A importância da educação financeira na vida do cidadão

Enviada em 15/11/2021

Na obra “Utopia” do escritor Thomas More retrata uma ilha governada pela razão, em que a população vive ausente de conflitos. Fora do cenário ficcional, esse universo imaginário não é efetivado, posto que, no Brasil, a eduação financeira interfere no bem-estar social. Desse modo, é premente analisar os principais fatores dessa problemática: a omissão escolar e a alienação do consumo.

De ínicio, é preciso salientar que a falha educacional é uma causa latente do problema. Nesse contexto, o ensinamento sobre educação financeira na escola tem grande importância para o progresso social e econômico do país, como também para a vida pessoal do cidadão, visto que eles irão aprender a como gerir seus salários e bens. Embora, o aprendizado mostre benefícios na vida do povo, nota-se que não é devidamente ensinado na sala de aula. Nesse viés, Rubem Alves - importante educador brasileiro- destaca que as escolas podem ser comparadas a asas ou a gaiolas, ou seja, podem proporcionar voos ou condições de alienação. Nesse sentido, os colégios funcionam como gaiolas, pois os estudantes continuam sem informação sobre como cuidar do próprio dinheiro. Consequentemente, se tornam adultos inadimplente e não tem controle financeiro, já que não tiveram uma base sobre  como criar hábitos de responsabilidade financeira. Dessa forma, torna-se indispensável reverter o quadro dessa problemática.

Ademais, outra causa para a configuração do problema é a alienação do consumo. Consequentemente, toda a carência de informação acerca do assunto resulta na compulsão de gastar dinheiro,  pois a sociedade não tem controle sobre a parte finaceira e acabam comprando mercadorias que não necessitam, ocasinando uma adesão exponencial a esse feito sem considerar os ricos.
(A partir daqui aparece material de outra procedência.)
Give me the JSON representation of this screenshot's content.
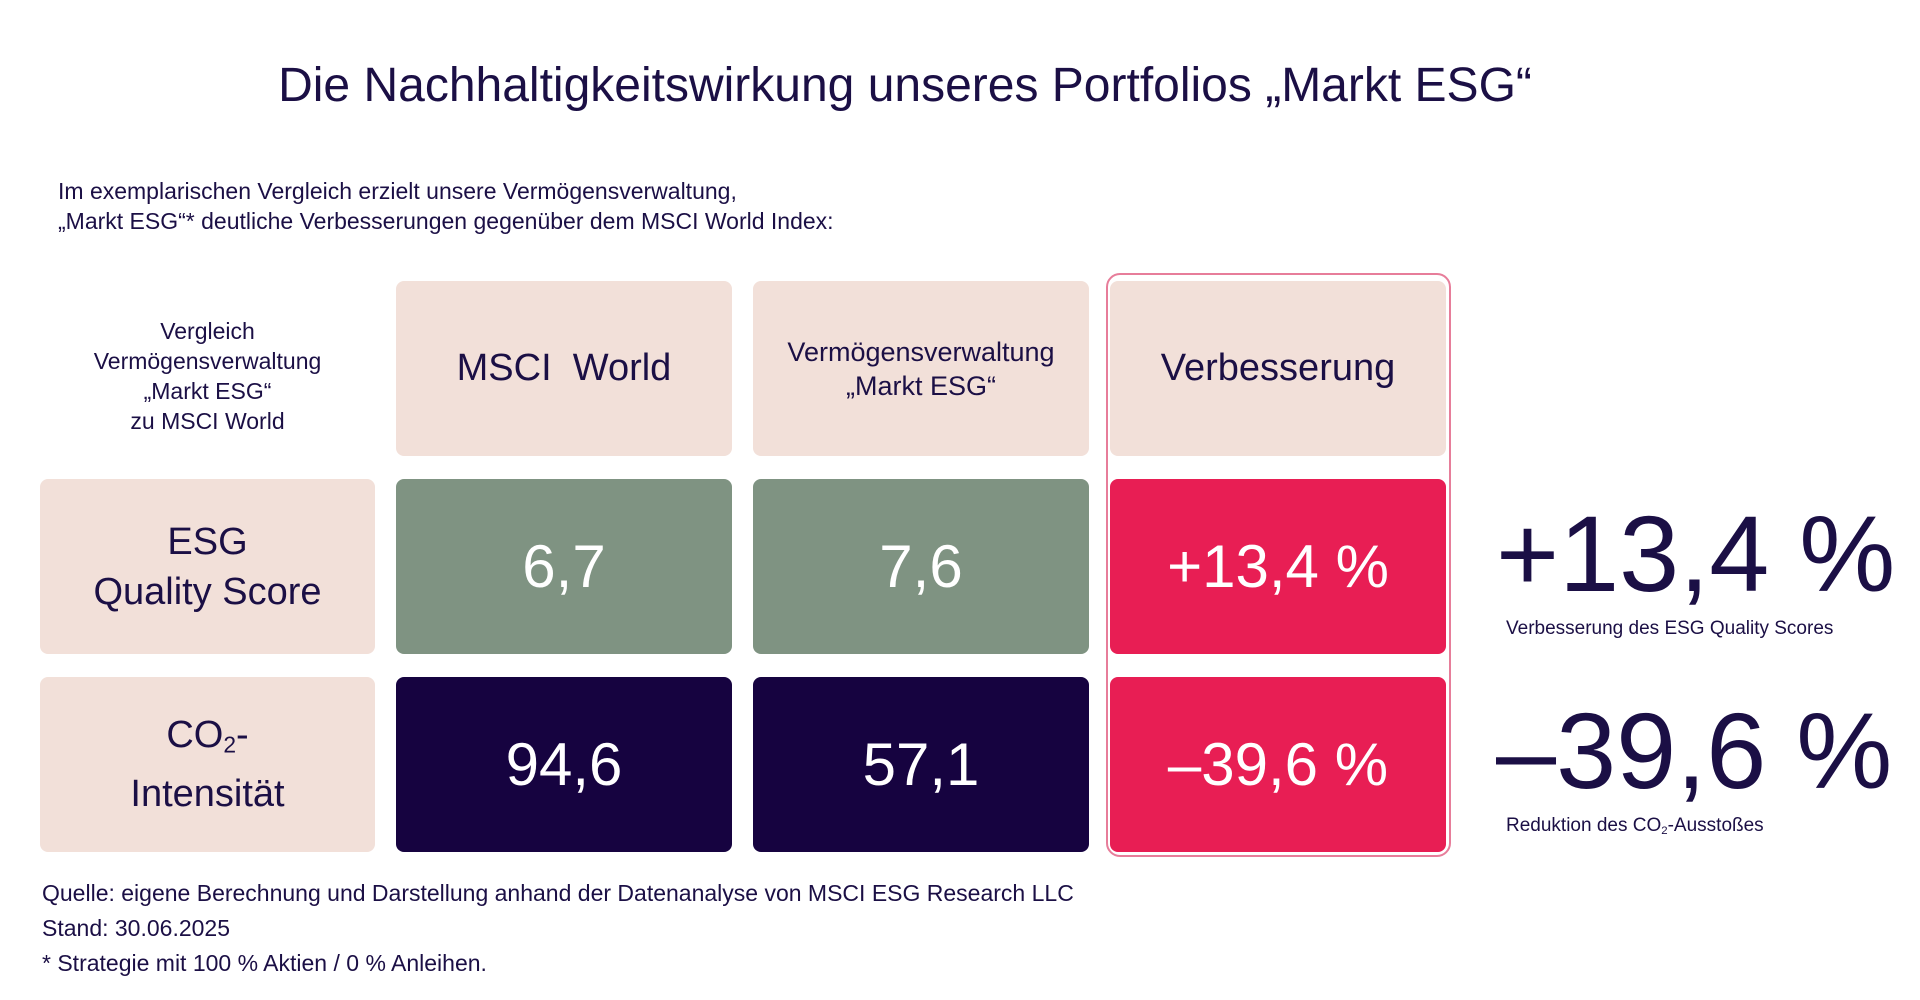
{
  "title": "Die Nachhaltigkeitswirkung unseres Portfolios „Markt ESG“",
  "intro": {
    "line1": "Im exemplarischen Vergleich erzielt unsere Vermögensverwaltung,",
    "line2": "„Markt ESG“* deutliche Verbesserungen gegenüber dem MSCI World Index:"
  },
  "table": {
    "corner": [
      "Vergleich",
      "Vermögensverwaltung",
      "„Markt ESG“",
      "zu MSCI  World"
    ],
    "columns": {
      "msci": "MSCI  World",
      "vv_line1": "Vermögensverwaltung",
      "vv_line2": "„Markt ESG“",
      "improvement": "Verbesserung"
    },
    "rows": {
      "esg": {
        "label_line1": "ESG",
        "label_line2": "Quality Score",
        "msci": "6,7",
        "vv": "7,6",
        "improvement": "+13,4 %"
      },
      "co2": {
        "label_co": "CO",
        "label_sub": "2",
        "label_dash": "-",
        "label_line2": "Intensität",
        "msci": "94,6",
        "vv": "57,1",
        "improvement": "–39,6 %"
      }
    }
  },
  "kpis": {
    "esg": {
      "value": "+13,4 %",
      "label": "Verbesserung des ESG Quality Scores"
    },
    "co2": {
      "value": "–39,6 %",
      "label_pre": "Reduktion des CO",
      "label_sub": "2",
      "label_post": "-Ausstoßes"
    }
  },
  "footer": {
    "source": "Quelle: eigene Berechnung und Darstellung anhand der Datenanalyse von MSCI ESG Research LLC",
    "date": "Stand: 30.06.2025",
    "note": "* Strategie mit 100 % Aktien / 0 % Anleihen."
  },
  "colors": {
    "peach": "#f2e0d9",
    "green": "#7f9382",
    "navy": "#160340",
    "red": "#e81e54",
    "text": "#1b0f45"
  },
  "chart_data": {
    "type": "table",
    "title": "Die Nachhaltigkeitswirkung unseres Portfolios „Markt ESG“",
    "columns": [
      "MSCI  World",
      "Vermögensverwaltung „Markt ESG“",
      "Verbesserung"
    ],
    "rows": [
      {
        "label": "ESG Quality Score",
        "values": [
          6.7,
          7.6
        ],
        "improvement_percent": 13.4
      },
      {
        "label": "CO2-Intensität",
        "values": [
          94.6,
          57.1
        ],
        "improvement_percent": -39.6
      }
    ]
  }
}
Tal paronama, conflui com o conceito de Fetichismo de Mercadoria - desenvolvido pelo renomado sociólogo Karl Marx - segundo o qual a mercadoria adquire valores ou caractéristicas irreais para aumentar o consumo. Sob essa ótica, a população são artificialmente estimuladas a consumirem de maneira alienadas, dado a escassez de informação, que é -ou deveria ser - responsabilidade da escola fornecer. Logo, são necessárias medidas que amenizem esse problema.
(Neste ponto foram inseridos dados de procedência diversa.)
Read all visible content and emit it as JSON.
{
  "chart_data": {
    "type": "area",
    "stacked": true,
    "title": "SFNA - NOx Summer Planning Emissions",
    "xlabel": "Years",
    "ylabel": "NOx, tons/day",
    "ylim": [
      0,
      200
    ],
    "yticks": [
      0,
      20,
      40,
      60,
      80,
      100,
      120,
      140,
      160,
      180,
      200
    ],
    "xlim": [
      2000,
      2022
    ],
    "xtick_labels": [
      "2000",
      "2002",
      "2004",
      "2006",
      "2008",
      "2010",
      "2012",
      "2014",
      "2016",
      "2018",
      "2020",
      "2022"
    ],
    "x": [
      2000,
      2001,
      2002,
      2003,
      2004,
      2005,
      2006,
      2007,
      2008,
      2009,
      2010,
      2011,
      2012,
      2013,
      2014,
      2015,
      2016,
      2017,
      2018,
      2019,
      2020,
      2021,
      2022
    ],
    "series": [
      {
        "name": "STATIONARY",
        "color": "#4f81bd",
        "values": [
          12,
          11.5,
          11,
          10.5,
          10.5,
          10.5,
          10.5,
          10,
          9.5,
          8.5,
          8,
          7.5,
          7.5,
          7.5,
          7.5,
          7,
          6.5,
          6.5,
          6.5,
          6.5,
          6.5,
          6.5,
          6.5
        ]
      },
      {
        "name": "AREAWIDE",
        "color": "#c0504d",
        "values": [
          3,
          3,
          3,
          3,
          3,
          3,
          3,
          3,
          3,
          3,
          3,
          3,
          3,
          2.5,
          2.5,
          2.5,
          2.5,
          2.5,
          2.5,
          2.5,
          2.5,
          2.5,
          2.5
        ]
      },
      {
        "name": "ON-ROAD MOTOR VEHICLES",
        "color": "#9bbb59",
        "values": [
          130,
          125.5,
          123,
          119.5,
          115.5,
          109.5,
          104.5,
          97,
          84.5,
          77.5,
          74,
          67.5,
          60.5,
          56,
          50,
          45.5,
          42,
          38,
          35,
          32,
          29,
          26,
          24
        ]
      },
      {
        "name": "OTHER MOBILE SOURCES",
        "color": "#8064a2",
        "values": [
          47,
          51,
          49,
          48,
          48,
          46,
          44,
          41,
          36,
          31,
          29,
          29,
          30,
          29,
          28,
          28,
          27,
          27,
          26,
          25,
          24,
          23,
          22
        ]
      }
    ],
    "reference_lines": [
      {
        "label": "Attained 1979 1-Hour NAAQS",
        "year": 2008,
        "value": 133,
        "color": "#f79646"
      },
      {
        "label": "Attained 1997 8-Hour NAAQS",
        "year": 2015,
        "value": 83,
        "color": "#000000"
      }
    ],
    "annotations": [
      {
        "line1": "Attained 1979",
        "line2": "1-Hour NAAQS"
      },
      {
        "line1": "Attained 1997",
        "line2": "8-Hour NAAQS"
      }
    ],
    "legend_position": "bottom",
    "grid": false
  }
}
É evidente, portanto, que a educação finaceira deve ser efetuada. Para isso, urge que o Ministério da Economia crie, por meio de verbas governamentais, uma gestão eficaz para a realização de projetos em escolas e ofereça palestras que destaquem a importância da educação financeira, a fim de melhorar a vida da população brasileira. Tal plano deverá focar, principalmente, em destinar as palestras em colégio para alcançar o maior número de jovens. Com efeito, o Brasil poderá garantir uma população ausente de problemas igual na obra “Utopia”.